The seller of the portrait, ARTnewsletter has learned, is Italian actress Sophia Loren. Her ownership is inextricably tied up with the fascinating but little-known collection of her late husband, Carlo Ponti, the producer of Doctor Zhivago and Blow Up, among other movies, who died just days after Christie’s announced the sale last month.
The portrait is one of several hundred lots of Impressionist, modern and contemporary art, estimated at a total of £400 million ($785 million), which will be offered next week at London auctions. Christie’s has described it as “the most important work from Bacon’s ‘Pope’ series to appear on the market.”
The Christie’s catalogue states that the painting was last shown in public in 1963 and last sold in the mid-1960s by Marlborough Fine Art, London (the gallery would not reveal the buyer’s identity). However, it actually was exhibited in 1983 at the Brera Art Gallery, Milan, in a display of works by Bacon and the German artist George Grosz.
The show was not publicized as works from Ponti’s collection, but each catalogue entry contained a provenance note citing the “Ponti-Loren Collection.”
Moreover, it is a matter of record that during the 1980s, the Brera Art Gallery housed works from Ponti’s art collection, including ten Bacon paintings, after they had been confiscated by Italian authorities in 1981 following charges against Ponti of tax evasion and currency smuggling.
An Eclectic Trove
Ponti also owned works by Georges Braque, Canaletto, Giorgio de Chirico, Barbara Hepworth, Henry Moore and Pablo Picasso, but it was the Bacons for which his collection was renowned, mainly because he had so many.
They included examples from the artist’s early “[Vincent]van Gogh” series, triptychs, self-portraits and Pope paintings, which were rarely publicized or loaned for public exhibitions.

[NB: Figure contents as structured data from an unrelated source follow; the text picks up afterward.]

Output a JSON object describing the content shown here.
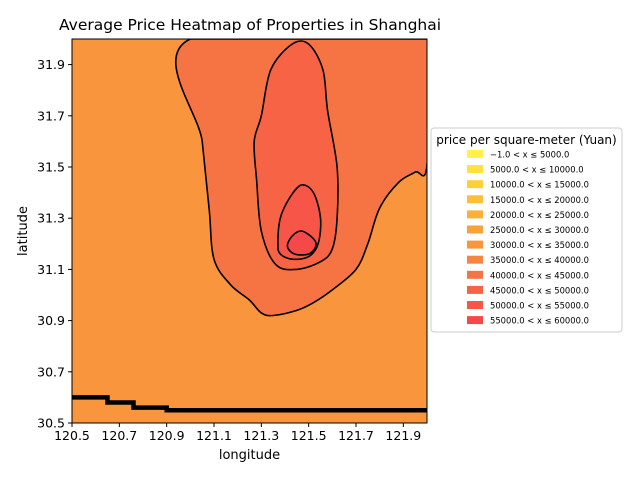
{
  "chart_data": {
    "type": "heatmap",
    "subtype": "filled-contour",
    "title": "Average Price Heatmap of Properties in Shanghai",
    "xlabel": "longitude",
    "ylabel": "latitude",
    "xlim": [
      120.5,
      122.0
    ],
    "ylim": [
      30.5,
      32.0
    ],
    "xticks": [
      "120.5",
      "120.7",
      "120.9",
      "121.1",
      "121.3",
      "121.5",
      "121.7",
      "121.9"
    ],
    "yticks": [
      "30.5",
      "30.7",
      "30.9",
      "31.1",
      "31.3",
      "31.5",
      "31.7",
      "31.9"
    ],
    "grid": false,
    "legend_title": "price per square-meter (Yuan)",
    "legend_position": "right",
    "levels": [
      {
        "label": "−1.0 < x ≤ 5000.0",
        "color": "#fff146"
      },
      {
        "label": "5000.0 < x ≤ 10000.0",
        "color": "#ffe13f"
      },
      {
        "label": "10000.0 < x ≤ 15000.0",
        "color": "#fdd03a"
      },
      {
        "label": "15000.0 < x ≤ 20000.0",
        "color": "#fcbf38"
      },
      {
        "label": "20000.0 < x ≤ 25000.0",
        "color": "#fbb038"
      },
      {
        "label": "25000.0 < x ≤ 30000.0",
        "color": "#f9a23a"
      },
      {
        "label": "30000.0 < x ≤ 35000.0",
        "color": "#f8953d"
      },
      {
        "label": "35000.0 < x ≤ 40000.0",
        "color": "#f78540"
      },
      {
        "label": "40000.0 < x ≤ 45000.0",
        "color": "#f67443"
      },
      {
        "label": "45000.0 < x ≤ 50000.0",
        "color": "#f66445"
      },
      {
        "label": "50000.0 < x ≤ 55000.0",
        "color": "#f65547"
      },
      {
        "label": "55000.0 < x ≤ 60000.0",
        "color": "#f54848"
      }
    ],
    "regions": [
      {
        "name": "low-price-strip-south",
        "level": "-1.0 < x <= 5000.0",
        "boundary": [
          [
            120.5,
            30.5
          ],
          [
            120.5,
            30.6
          ],
          [
            120.55,
            30.6
          ],
          [
            120.65,
            30.58
          ],
          [
            120.76,
            30.56
          ],
          [
            120.9,
            30.55
          ],
          [
            122.0,
            30.55
          ],
          [
            122.0,
            30.5
          ]
        ]
      },
      {
        "name": "base-region",
        "level": "30000.0 < x <= 35000.0",
        "boundary": [
          [
            120.5,
            30.6
          ],
          [
            120.5,
            32.0
          ],
          [
            122.0,
            32.0
          ],
          [
            122.0,
            30.55
          ]
        ]
      },
      {
        "name": "contour-40000",
        "level": "40000.0 < x <= 45000.0",
        "boundary": [
          [
            121.0,
            32.0
          ],
          [
            121.05,
            31.6
          ],
          [
            121.08,
            31.33
          ],
          [
            121.1,
            31.14
          ],
          [
            121.17,
            31.04
          ],
          [
            121.25,
            30.98
          ],
          [
            121.3,
            30.93
          ],
          [
            121.35,
            30.92
          ],
          [
            121.45,
            30.94
          ],
          [
            121.52,
            30.97
          ],
          [
            121.6,
            31.02
          ],
          [
            121.7,
            31.1
          ],
          [
            121.75,
            31.2
          ],
          [
            121.8,
            31.34
          ],
          [
            121.88,
            31.44
          ],
          [
            121.95,
            31.48
          ],
          [
            122.0,
            31.51
          ],
          [
            122.0,
            32.0
          ]
        ]
      },
      {
        "name": "contour-45000",
        "level": "45000.0 < x <= 50000.0",
        "boundary": [
          [
            121.3,
            31.7
          ],
          [
            121.34,
            31.88
          ],
          [
            121.43,
            31.98
          ],
          [
            121.5,
            31.98
          ],
          [
            121.56,
            31.88
          ],
          [
            121.58,
            31.72
          ],
          [
            121.62,
            31.5
          ],
          [
            121.62,
            31.3
          ],
          [
            121.6,
            31.18
          ],
          [
            121.55,
            31.13
          ],
          [
            121.45,
            31.1
          ],
          [
            121.36,
            31.12
          ],
          [
            121.3,
            31.25
          ],
          [
            121.28,
            31.45
          ],
          [
            121.27,
            31.6
          ]
        ]
      },
      {
        "name": "contour-50000",
        "level": "50000.0 < x <= 55000.0",
        "boundary": [
          [
            121.37,
            31.2
          ],
          [
            121.38,
            31.3
          ],
          [
            121.42,
            31.38
          ],
          [
            121.47,
            31.43
          ],
          [
            121.52,
            31.4
          ],
          [
            121.55,
            31.3
          ],
          [
            121.54,
            31.2
          ],
          [
            121.5,
            31.15
          ],
          [
            121.43,
            31.14
          ],
          [
            121.38,
            31.16
          ]
        ]
      },
      {
        "name": "contour-55000-peak",
        "level": "55000.0 < x <= 60000.0",
        "boundary": [
          [
            121.41,
            31.19
          ],
          [
            121.43,
            31.23
          ],
          [
            121.47,
            31.25
          ],
          [
            121.52,
            31.22
          ],
          [
            121.53,
            31.19
          ],
          [
            121.5,
            31.16
          ],
          [
            121.44,
            31.16
          ]
        ]
      }
    ]
  }
}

In 1990 Ponti reached a deal with the Italian government; he was cleared of the charges brought against him and regained possession of his art. At some point, say informed sources, the collection was then split between Ponti and Loren.

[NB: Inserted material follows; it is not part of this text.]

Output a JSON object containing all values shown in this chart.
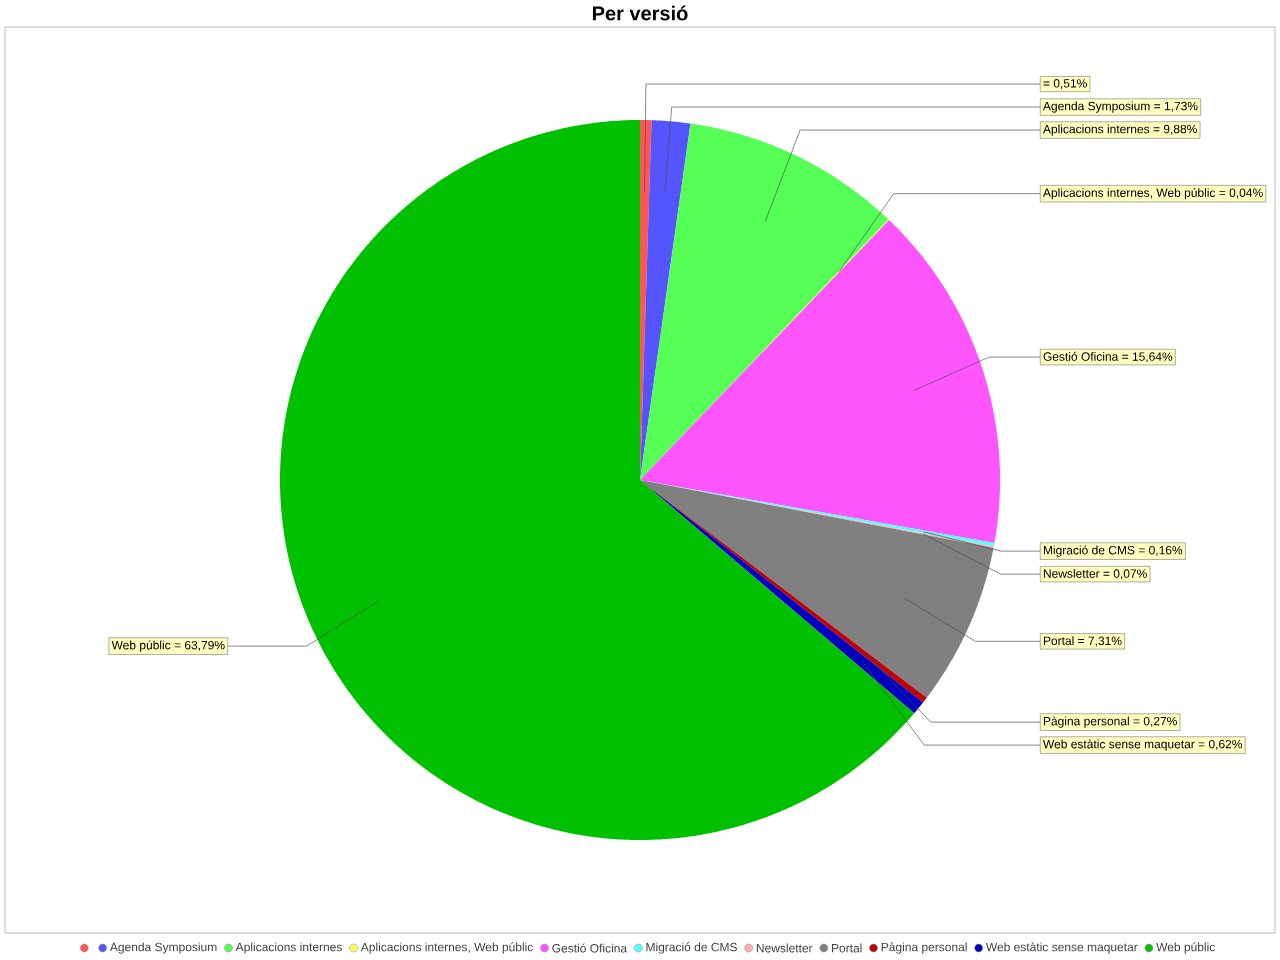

Over the years, several of the works have been sold privately. Last summer two paintings that previously had been in the Ponti collection were shown in a Bacon exhibition at the Gagosian Gallery, London. One, a vertical composition of four self-portraits, had already been sold to collector Steven Cohen, the U.S. hedge-fund manager who is on the ARTnews list of the world’s top ten art collectors.